Quote from the film “The best moments in reading are when you come across something – a thought, a feeling, a way of looking at things – which you had thought special and particular to you. And now, here it is, set down by someone else, a person you have never met, someone even who is long dead. And it is as if a hand has come out, and taken yours”


This is the second of two plays read at book-club and I think It’s quite interesting and different reading a play, I think it makes you work harder as things aren’t set out so that it’s a continuous read. The scene is described then it’s followed by dialogue of the characters, each line starting with the names of the characters.

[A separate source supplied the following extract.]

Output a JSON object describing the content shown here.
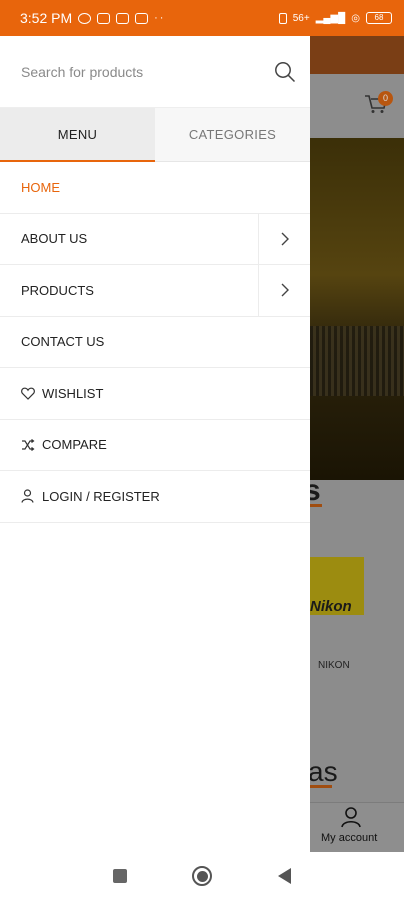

The main problem I had with this book was trying to remember who was who. Perhaps if the word ‘Mr’ in front of the male teachers I might have found it easier.  The other thing that threw me was the four pages where they talk in French  I tried to translate it but couldn’t get the jist of it. I got a bit annoyed at myself for not being able to remember French from school or the fact that the amazing app I downloaded helped me to translate it but I lost patience trying to copy it down so I ended up skipping that bit.

I didn’t pick up on who was meant to be the lead character in this or whether all of them were. But surely in a play as well as a story someone should stand out? I got very confused to who was teacher and who was boy. Also with the setting, the places it was set in a sixth form in Sheffield but I didn’t really pick up on the setting either. I knew they were in a classroom but wasn’t sure on the type or style. Although I did give a shout of ‘hooray’ when Durham was mentioned and instantly thought of home.

When reading this I did like the fact that it was about a bunch of boys sometimes being idiotic and in some cases winding up their teacher(s) and I liked  the way we get to find out expressions with the subtle hints of ‘says (doubtfully)’ and the one I liked ‘(mimes being mystified)’ . Like I said before it just took me a few attempts to grasp who was who and it was made worse when the two teachers were put together in a class and then I was completely lost. I did like the relationship between the characters but missed the plot completely. I wasn’t quite sure what it was about and the it jumped to a few years down the line and left me thinking ‘how did I miss that’. I did enjoy reading it although it doesn’t sound like it or perhaps reading plays aren’t for me and I should watch the film and do my usual when a book turns into a film or I discuss the book with someone else, ‘oh, so that’s what it was meant to mean, silly me.’

Overall I really enjoyed it, I like the writing style just not the structure, I think it lacked something that didn’t quite bring it together and so I  look forward to seeing the film and it answering some questions.